Wednesday, December 26, 2012

After the Affordable Care Act? After Obamacare? Part Three: barriers to entry for new suppliers of health care

Reviewing parts one and two of this series, John Cochrane professor of finance at the University of Chicago Booth School of Business wrote a recent essay entitled After ACA: Freeing the market for health care. The essay is very interesting as it makes the case of the need for decoupling health care from health insurance when discussing the demand and supply for health care and insurance merely being a mechanism to address catastrophic losses. Others have also pointed out the need to decouple the two concepts, however Cochrane does so in such a way that points out that the supposed market failure in health care is directly related to government failure in the realm of health care due to government lead market distortions on both the demand and supply side of health care.


The next aspect Cochrane examines is barriers to entry for new suppliers of health care. In Cochrane’s words:


“So, where are the Walmarts and Southwest Airlines of health care? They are missing, and for a rather obvious reason: regulation and legal impediments.

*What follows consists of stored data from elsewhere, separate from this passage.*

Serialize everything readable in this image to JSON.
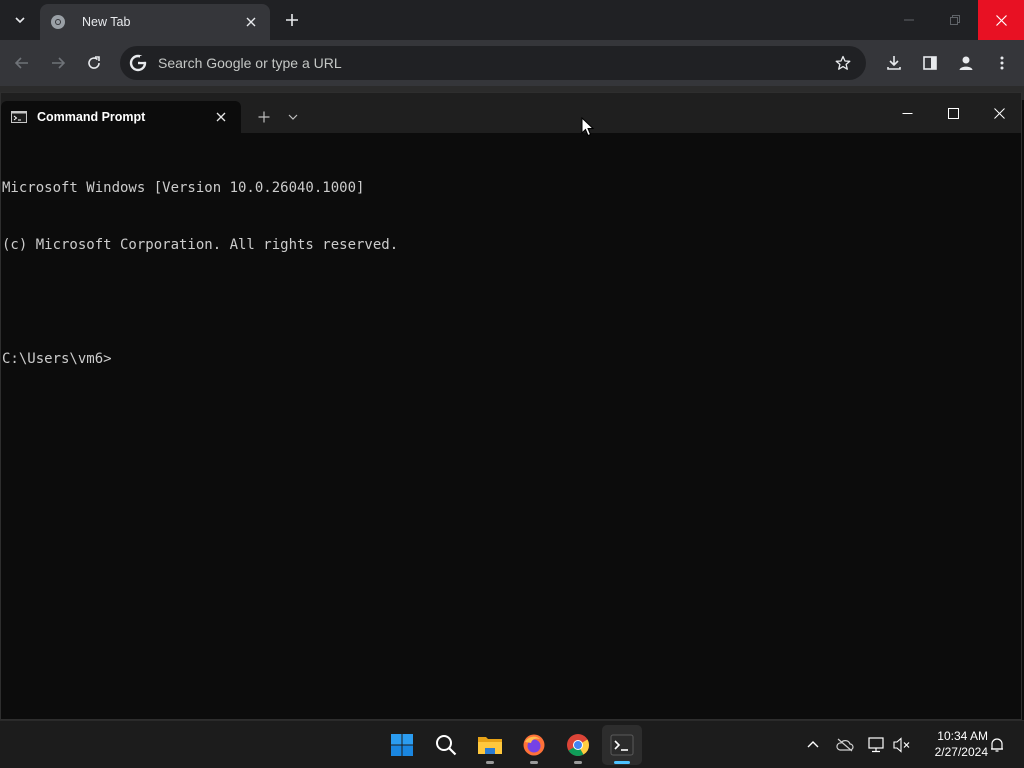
{
  "chrome": {
    "tab": {
      "title": "New Tab"
    },
    "omnibox": {
      "placeholder": "Search Google or type a URL"
    },
    "colors": {
      "close_hover": "#e81123",
      "tab_bg": "#35363a",
      "frame_bg": "#202124"
    }
  },
  "terminal": {
    "tab": {
      "title": "Command Prompt"
    },
    "lines": [
      "Microsoft Windows [Version 10.0.26040.1000]",
      "(c) Microsoft Corporation. All rights reserved.",
      "",
      "C:\\Users\\vm6>"
    ]
  },
  "taskbar": {
    "apps": [
      {
        "name": "start",
        "icon": "windows-logo-icon"
      },
      {
        "name": "search",
        "icon": "search-icon"
      },
      {
        "name": "file-explorer",
        "icon": "folder-icon"
      },
      {
        "name": "firefox",
        "icon": "firefox-icon"
      },
      {
        "name": "chrome",
        "icon": "chrome-icon"
      },
      {
        "name": "terminal",
        "icon": "terminal-icon"
      }
    ],
    "clock": {
      "time": "10:34 AM",
      "date": "2/27/2024"
    },
    "colors": {
      "active_indicator": "#4cc2ff",
      "start_blue": "#0078d4"
    }
  }
}
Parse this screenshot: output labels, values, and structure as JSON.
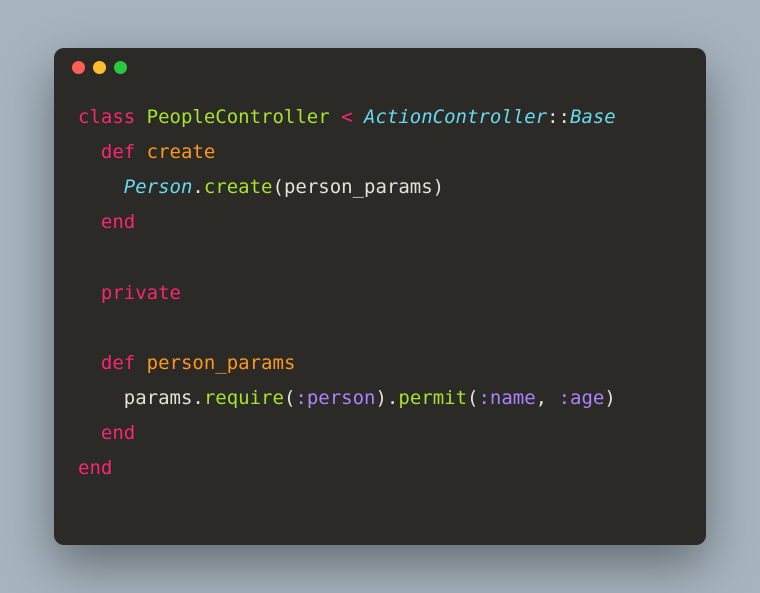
{
  "code": {
    "line1": {
      "class_kw": "class",
      "class_name": "PeopleController",
      "lt": "<",
      "base": "ActionController",
      "scope": "::",
      "base2": "Base"
    },
    "line2": {
      "def_kw": "def",
      "method_name": "create"
    },
    "line3": {
      "receiver": "Person",
      "dot": ".",
      "method": "create",
      "lparen": "(",
      "arg": "person_params",
      "rparen": ")"
    },
    "line4": {
      "end_kw": "end"
    },
    "line6": {
      "private_kw": "private"
    },
    "line8": {
      "def_kw": "def",
      "method_name": "person_params"
    },
    "line9": {
      "receiver": "params",
      "dot1": ".",
      "method1": "require",
      "lparen1": "(",
      "sym1": ":person",
      "rparen1": ")",
      "dot2": ".",
      "method2": "permit",
      "lparen2": "(",
      "sym2": ":name",
      "comma": ", ",
      "sym3": ":age",
      "rparen2": ")"
    },
    "line10": {
      "end_kw": "end"
    },
    "line11": {
      "end_kw": "end"
    }
  }
}
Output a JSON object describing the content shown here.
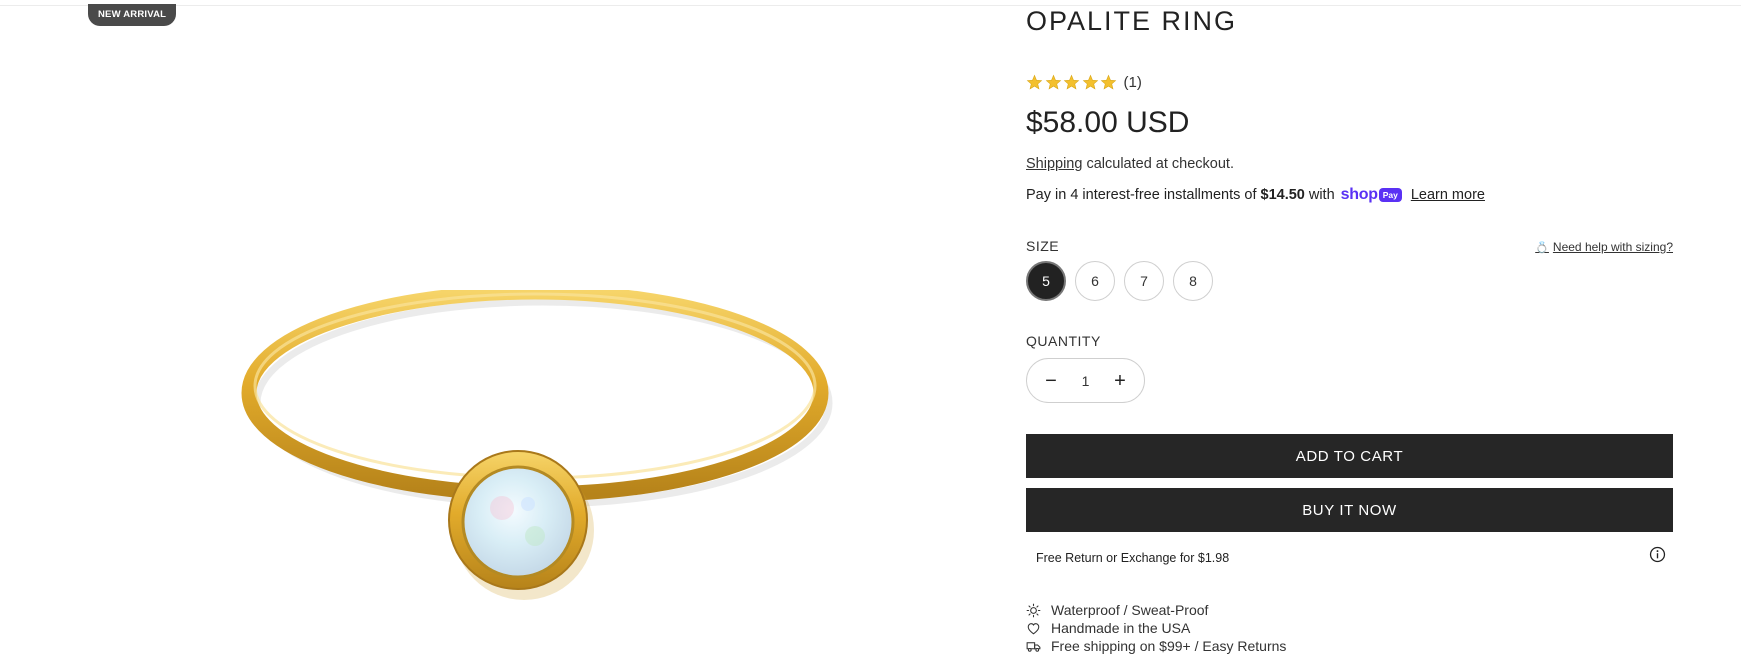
{
  "badge": {
    "label": "NEW ARRIVAL"
  },
  "product": {
    "title": "OPALITE RING",
    "rating": {
      "value": 5,
      "max": 5,
      "count_label": "(1)",
      "star_color": "#f3c02e"
    },
    "price": "$58.00 USD",
    "shipping": {
      "link": "Shipping",
      "suffix": "calculated at checkout."
    },
    "installments": {
      "prefix": "Pay in 4 interest-free installments of",
      "amount": "$14.50",
      "with": "with",
      "brand_shop": "shop",
      "brand_pay": "Pay",
      "learn_more": "Learn more",
      "brand_color": "#5a31f4"
    },
    "image_alt": "gold ring with white opal stone"
  },
  "size": {
    "label": "SIZE",
    "help": "Need help with sizing?",
    "options": [
      "5",
      "6",
      "7",
      "8"
    ],
    "selected": "5"
  },
  "quantity": {
    "label": "QUANTITY",
    "value": "1",
    "minus": "−",
    "plus": "+"
  },
  "actions": {
    "add_to_cart": "ADD TO CART",
    "buy_now": "BUY IT NOW"
  },
  "returns": {
    "text": "Free Return or Exchange for $1.98"
  },
  "features": [
    {
      "icon": "sun-icon",
      "text": "Waterproof / Sweat-Proof"
    },
    {
      "icon": "heart-icon",
      "text": "Handmade in the USA"
    },
    {
      "icon": "truck-icon",
      "text": "Free shipping on $99+ / Easy Returns"
    }
  ],
  "colors": {
    "button": "#262626",
    "selected_size": "#222222"
  }
}
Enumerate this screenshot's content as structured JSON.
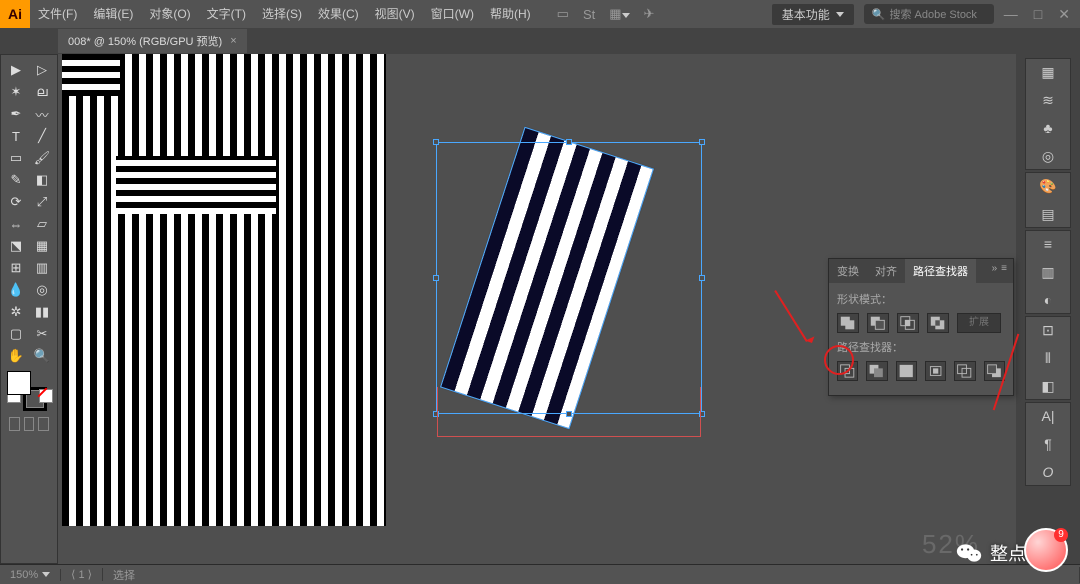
{
  "menu": {
    "file": "文件(F)",
    "edit": "编辑(E)",
    "object": "对象(O)",
    "type": "文字(T)",
    "select": "选择(S)",
    "effect": "效果(C)",
    "view": "视图(V)",
    "window": "窗口(W)",
    "help": "帮助(H)"
  },
  "workspace_label": "基本功能",
  "search_placeholder": "搜索 Adobe Stock",
  "tab": {
    "title": "008* @ 150% (RGB/GPU 预览)",
    "close": "×"
  },
  "pathfinder": {
    "tab_transform": "变换",
    "tab_align": "对齐",
    "tab_pathfinder": "路径查找器",
    "shape_modes_label": "形状模式：",
    "pathfinder_label": "路径查找器：",
    "expand_label": "扩展"
  },
  "status": {
    "zoom": "150%",
    "nav": "⟨ 1 ⟩",
    "tool": "选择"
  },
  "watermark_text": "整点创作",
  "faded_counter": "52%",
  "window_controls": {
    "min": "—",
    "max": "□",
    "close": "✕"
  }
}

A small example: In Illinois as in 35 other states, every new hospital, or even major purchase, requires a “certificate of need.” This certificate is issued by our “hospital equalization board,” appointed by the governor (insert joke here) and regularly in the newspapers for various scandals. The board has an explicit mandate to defend the profitability of existing hospitals. It holds hearings at which they can complain that a new entrant would hurt their bottom line.” (1) (2)


Hence we find new supply, new competitors as they were, having government stand in their way of freely entering the market. Further, in many cases current suppliers support and lobby for continued government sponsored barriers of entry. Therefore current supply becomes the status quo with “profitability” protected by government erected barriers to entry and consumers find higher prices rather than lower prices and lower quality rather than higher quality, both of which, created by intense competition.

Cochrane goes onto to identify occupational licensing creates a restricted supply thereby pushing up price (by the way the subject of one Milton Friedman’s PhD dissertation):


“I’m not arguing that we have to get rid of licensing. But licensing for quality does not have to mean restriction of supply to keep wages up, including state by state licensing, restriction of residency slots, or restrictions that encourage overuse of doctors where they are not needed.”


“If you’re a parent, you’ve been through it. It’s 2 am in
a strange city. The kid has an ear infection. He needs amoxicillin, now. Getting it is going to be a 3 hour trip to an emergency room, hundreds of dollars, so a “real doctor” can peer in his ear, then off to the pharmacy to fill the prescription. A nurse practitioner at the Wal clinic could handle this in 5 minutes for $15.” (3)


What Cochrane is pointing out is that basic services that could easily be supplied at much lower prices are purposely supplied at higher prices. The purposeful overuse of higher priced alternatives is government failure at its zenith.


It is becoming apparent that, if you have read the three parts to this point, a major cost driver in health care is none other than government. More succinctly, politicos through the mechanism of government have created a protected rent seeking proposition through legislation spawning regulation that drives up health care costs.

 

 

 

 

 

 

 
Notes:

(1) After the ACA: Freeing the market for health care.

(2) Certificate of Need: State Health Laws and Programs, NCSL, 03/2012

http://www.ncsl.org/issues-research/health/con-certificate-of-need-state-laws.aspx

 (3) After the ACA: Freeing the market for health care.